State News
Thousands flee Beaumont area
08:11 AM CDT on Monday, September 1, 2008
BEAUMONT - Most cities near the storm's path aren't taking chances. About 1.9 million people have evacuated from Louisiana and 6,000 have fled the Beaumont area.
In the region where Hurricane Rita swamped the flat marshland and homes with several feet of water three years ago, few people waited around for Hurricane Gustav or even the mandatory evacuation that began at 6 a.m. Sunday. Three counties were placed under a mandatory evacuation near the Gulf Coast in Texas.
While hurricanes affect everyone in the area, the past has shown that the poor suffered more because of a lack of transportation. Emergency planners don't want that to every happen again.
In a sign of lessons learned from hurricanes Katrina and Rita, emergency operations in southeast Texas arranged for city buses to pick up anyone who wanted to evacuate.
While Diane Frazier, of Beaumont, stayed for Rita, she and her family evacuated Sunday.
"It wasn't that nice," she said. "I had water in my apartment, and the apartment even shook and I don't think I could take another one."
Sunday, Lakesha Harris sat while waiting to leave with her children at the high school staging point. For her, the decision to leave was easy.
"I got two little kids," she said. "That's why I'm really leaving because anything could happen."
When evacuees signed in, they were each given a wrist band in order that they could be tracked in a statewide database to avoid splitting up fleeing families.
"But many lessons [were] learned in Rita," said Jeff McNeel, with the Beaumont Fire Department. "Even before then, lessons [were] learned as a host community when we got people from New Orleans with Katrina."
Even pets got tags and a ride.
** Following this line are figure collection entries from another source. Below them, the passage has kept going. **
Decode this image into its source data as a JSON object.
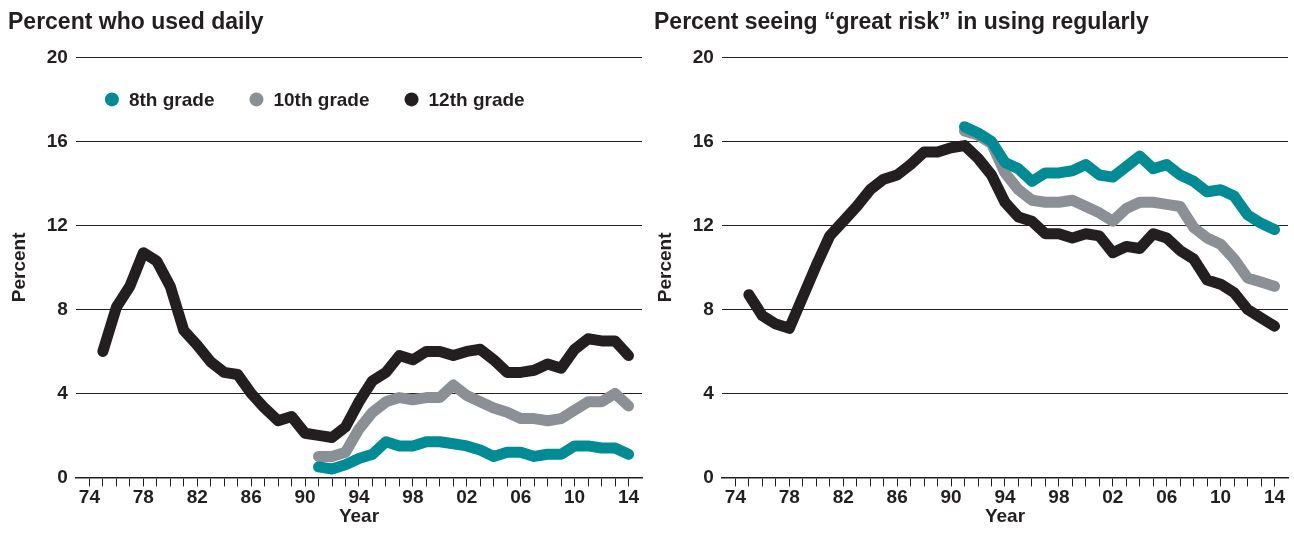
{
  "chart_data": [
    {
      "type": "line",
      "title": "Percent who used daily",
      "xlabel": "Year",
      "ylabel": "Percent",
      "xlim": [
        1973,
        2015
      ],
      "ylim": [
        0,
        20
      ],
      "yticks": [
        0,
        4,
        8,
        12,
        16,
        20
      ],
      "xticks": [
        {
          "value": 1974,
          "label": "74"
        },
        {
          "value": 1975,
          "label": null
        },
        {
          "value": 1976,
          "label": null
        },
        {
          "value": 1977,
          "label": null
        },
        {
          "value": 1978,
          "label": "78"
        },
        {
          "value": 1979,
          "label": null
        },
        {
          "value": 1980,
          "label": null
        },
        {
          "value": 1981,
          "label": null
        },
        {
          "value": 1982,
          "label": "82"
        },
        {
          "value": 1983,
          "label": null
        },
        {
          "value": 1984,
          "label": null
        },
        {
          "value": 1985,
          "label": null
        },
        {
          "value": 1986,
          "label": "86"
        },
        {
          "value": 1987,
          "label": null
        },
        {
          "value": 1988,
          "label": null
        },
        {
          "value": 1989,
          "label": null
        },
        {
          "value": 1990,
          "label": "90"
        },
        {
          "value": 1991,
          "label": null
        },
        {
          "value": 1992,
          "label": null
        },
        {
          "value": 1993,
          "label": null
        },
        {
          "value": 1994,
          "label": "94"
        },
        {
          "value": 1995,
          "label": null
        },
        {
          "value": 1996,
          "label": null
        },
        {
          "value": 1997,
          "label": null
        },
        {
          "value": 1998,
          "label": "98"
        },
        {
          "value": 1999,
          "label": null
        },
        {
          "value": 2000,
          "label": null
        },
        {
          "value": 2001,
          "label": null
        },
        {
          "value": 2002,
          "label": "02"
        },
        {
          "value": 2003,
          "label": null
        },
        {
          "value": 2004,
          "label": null
        },
        {
          "value": 2005,
          "label": null
        },
        {
          "value": 2006,
          "label": "06"
        },
        {
          "value": 2007,
          "label": null
        },
        {
          "value": 2008,
          "label": null
        },
        {
          "value": 2009,
          "label": null
        },
        {
          "value": 2010,
          "label": "10"
        },
        {
          "value": 2011,
          "label": null
        },
        {
          "value": 2012,
          "label": null
        },
        {
          "value": 2013,
          "label": null
        },
        {
          "value": 2014,
          "label": "14"
        }
      ],
      "grid": "y",
      "legend": "top left",
      "line_style": "solid",
      "marker": "none",
      "series": [
        {
          "name": "12th grade",
          "color": "#231f20",
          "x": [
            1975,
            1976,
            1977,
            1978,
            1979,
            1980,
            1981,
            1982,
            1983,
            1984,
            1985,
            1986,
            1987,
            1988,
            1989,
            1990,
            1991,
            1992,
            1993,
            1994,
            1995,
            1996,
            1997,
            1998,
            1999,
            2000,
            2001,
            2002,
            2003,
            2004,
            2005,
            2006,
            2007,
            2008,
            2009,
            2010,
            2011,
            2012,
            2013,
            2014
          ],
          "values": [
            6.0,
            8.1,
            9.1,
            10.7,
            10.3,
            9.1,
            7.0,
            6.3,
            5.5,
            5.0,
            4.9,
            4.0,
            3.3,
            2.7,
            2.9,
            2.1,
            2.0,
            1.9,
            2.4,
            3.6,
            4.6,
            5.0,
            5.8,
            5.6,
            6.0,
            6.0,
            5.8,
            6.0,
            6.1,
            5.6,
            5.0,
            5.0,
            5.1,
            5.4,
            5.2,
            6.1,
            6.6,
            6.5,
            6.5,
            5.8
          ]
        },
        {
          "name": "8th grade",
          "color": "#008b95",
          "x": [
            1991,
            1992,
            1993,
            1994,
            1995,
            1996,
            1997,
            1998,
            1999,
            2000,
            2001,
            2002,
            2003,
            2004,
            2005,
            2006,
            2007,
            2008,
            2009,
            2010,
            2011,
            2012,
            2013,
            2014
          ],
          "values": [
            0.5,
            0.4,
            0.6,
            0.9,
            1.1,
            1.7,
            1.5,
            1.5,
            1.7,
            1.7,
            1.6,
            1.5,
            1.3,
            1.0,
            1.2,
            1.2,
            1.0,
            1.1,
            1.1,
            1.5,
            1.5,
            1.4,
            1.4,
            1.1
          ]
        },
        {
          "name": "10th grade",
          "color": "#8a9096",
          "x": [
            1991,
            1992,
            1993,
            1994,
            1995,
            1996,
            1997,
            1998,
            1999,
            2000,
            2001,
            2002,
            2003,
            2004,
            2005,
            2006,
            2007,
            2008,
            2009,
            2010,
            2011,
            2012,
            2013,
            2014
          ],
          "values": [
            1.0,
            1.0,
            1.2,
            2.3,
            3.1,
            3.6,
            3.8,
            3.7,
            3.8,
            3.8,
            4.4,
            3.9,
            3.6,
            3.3,
            3.1,
            2.8,
            2.8,
            2.7,
            2.8,
            3.2,
            3.6,
            3.6,
            4.0,
            3.4
          ]
        }
      ]
    },
    {
      "type": "line",
      "title": "Percent seeing “great risk” in using regularly",
      "xlabel": "Year",
      "ylabel": "Percent",
      "xlim": [
        1973,
        2015
      ],
      "ylim": [
        0,
        20
      ],
      "yticks": [
        0,
        4,
        8,
        12,
        16,
        20
      ],
      "xticks": [
        {
          "value": 1974,
          "label": "74"
        },
        {
          "value": 1975,
          "label": null
        },
        {
          "value": 1976,
          "label": null
        },
        {
          "value": 1977,
          "label": null
        },
        {
          "value": 1978,
          "label": "78"
        },
        {
          "value": 1979,
          "label": null
        },
        {
          "value": 1980,
          "label": null
        },
        {
          "value": 1981,
          "label": null
        },
        {
          "value": 1982,
          "label": "82"
        },
        {
          "value": 1983,
          "label": null
        },
        {
          "value": 1984,
          "label": null
        },
        {
          "value": 1985,
          "label": null
        },
        {
          "value": 1986,
          "label": "86"
        },
        {
          "value": 1987,
          "label": null
        },
        {
          "value": 1988,
          "label": null
        },
        {
          "value": 1989,
          "label": null
        },
        {
          "value": 1990,
          "label": "90"
        },
        {
          "value": 1991,
          "label": null
        },
        {
          "value": 1992,
          "label": null
        },
        {
          "value": 1993,
          "label": null
        },
        {
          "value": 1994,
          "label": "94"
        },
        {
          "value": 1995,
          "label": null
        },
        {
          "value": 1996,
          "label": null
        },
        {
          "value": 1997,
          "label": null
        },
        {
          "value": 1998,
          "label": "98"
        },
        {
          "value": 1999,
          "label": null
        },
        {
          "value": 2000,
          "label": null
        },
        {
          "value": 2001,
          "label": null
        },
        {
          "value": 2002,
          "label": "02"
        },
        {
          "value": 2003,
          "label": null
        },
        {
          "value": 2004,
          "label": null
        },
        {
          "value": 2005,
          "label": null
        },
        {
          "value": 2006,
          "label": "06"
        },
        {
          "value": 2007,
          "label": null
        },
        {
          "value": 2008,
          "label": null
        },
        {
          "value": 2009,
          "label": null
        },
        {
          "value": 2010,
          "label": "10"
        },
        {
          "value": 2011,
          "label": null
        },
        {
          "value": 2012,
          "label": null
        },
        {
          "value": 2013,
          "label": null
        },
        {
          "value": 2014,
          "label": "14"
        }
      ],
      "grid": "y",
      "line_style": "solid",
      "marker": "none",
      "series": [
        {
          "color": "#231f20",
          "x": [
            1975,
            1976,
            1977,
            1978,
            1979,
            1980,
            1981,
            1982,
            1983,
            1984,
            1985,
            1986,
            1987,
            1988,
            1989,
            1990,
            1991,
            1992,
            1993,
            1994,
            1995,
            1996,
            1997,
            1998,
            1999,
            2000,
            2001,
            2002,
            2003,
            2004,
            2005,
            2006,
            2007,
            2008,
            2009,
            2010,
            2011,
            2012,
            2013,
            2014
          ],
          "values": [
            8.7,
            7.7,
            7.3,
            7.1,
            8.6,
            10.1,
            11.5,
            12.2,
            12.9,
            13.7,
            14.2,
            14.4,
            14.9,
            15.5,
            15.5,
            15.7,
            15.8,
            15.2,
            14.4,
            13.1,
            12.4,
            12.2,
            11.6,
            11.6,
            11.4,
            11.6,
            11.5,
            10.7,
            11.0,
            10.9,
            11.6,
            11.4,
            10.8,
            10.4,
            9.4,
            9.2,
            8.8,
            8.0,
            7.6,
            7.2
          ]
        },
        {
          "color": "#008b95",
          "x": [
            1991,
            1992,
            1993,
            1994,
            1995,
            1996,
            1997,
            1998,
            1999,
            2000,
            2001,
            2002,
            2003,
            2004,
            2005,
            2006,
            2007,
            2008,
            2009,
            2010,
            2011,
            2012,
            2013,
            2014
          ],
          "values": [
            16.7,
            16.4,
            16.0,
            15.0,
            14.7,
            14.1,
            14.5,
            14.5,
            14.6,
            14.9,
            14.4,
            14.3,
            14.8,
            15.3,
            14.7,
            14.9,
            14.4,
            14.1,
            13.6,
            13.7,
            13.4,
            12.5,
            12.1,
            11.8
          ]
        },
        {
          "color": "#8a9096",
          "x": [
            1991,
            1992,
            1993,
            1994,
            1995,
            1996,
            1997,
            1998,
            1999,
            2000,
            2001,
            2002,
            2003,
            2004,
            2005,
            2006,
            2007,
            2008,
            2009,
            2010,
            2011,
            2012,
            2013,
            2014
          ],
          "values": [
            16.5,
            16.3,
            15.9,
            14.5,
            13.7,
            13.2,
            13.1,
            13.1,
            13.2,
            12.9,
            12.6,
            12.2,
            12.8,
            13.1,
            13.1,
            13.0,
            12.9,
            11.9,
            11.4,
            11.1,
            10.4,
            9.5,
            9.3,
            9.1
          ]
        }
      ]
    }
  ]
}
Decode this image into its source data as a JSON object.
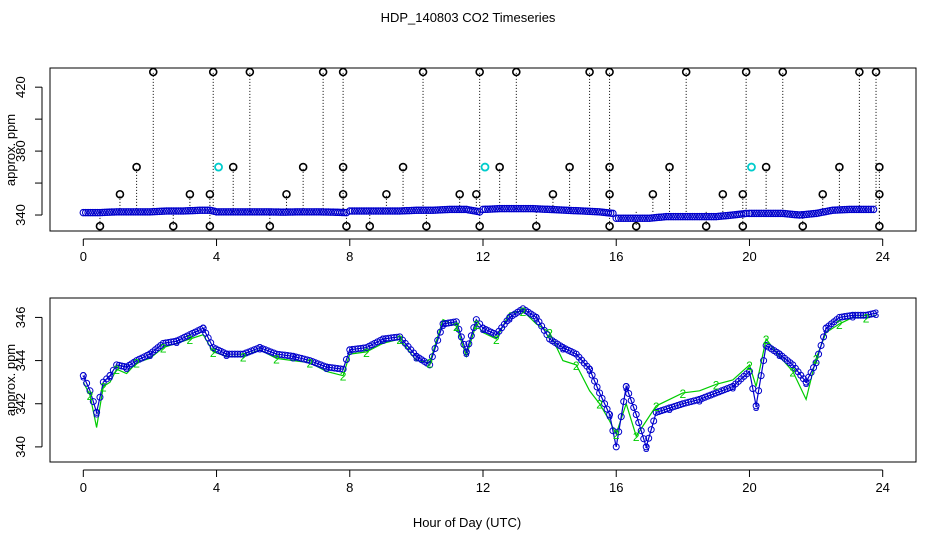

Eylissa Henry, the owner of a pit bull named "Red," said she refused to leave her pet behind.
"That's my child, so I need to take him with me," she said. "I'm worried about his life and safety just like everybody else is."
However, there were still holdouts.
While loading plywood into his truck at a Port Neches home improvement store, Salvador Vasquez, 34, said he was preparing to stay in Port Arthur. Evacuating his group of 15 family members and friends would be too expensive, he said.
"We didn't have an opportunity to evacuate," Vasquez said in Spanish, adding that he had to work earlier in the week.
Many of the people leaving Sunday were heading to shelters in the Tyler area. So far, about 2,000 people left on buses, and the operation was still running Sunday night.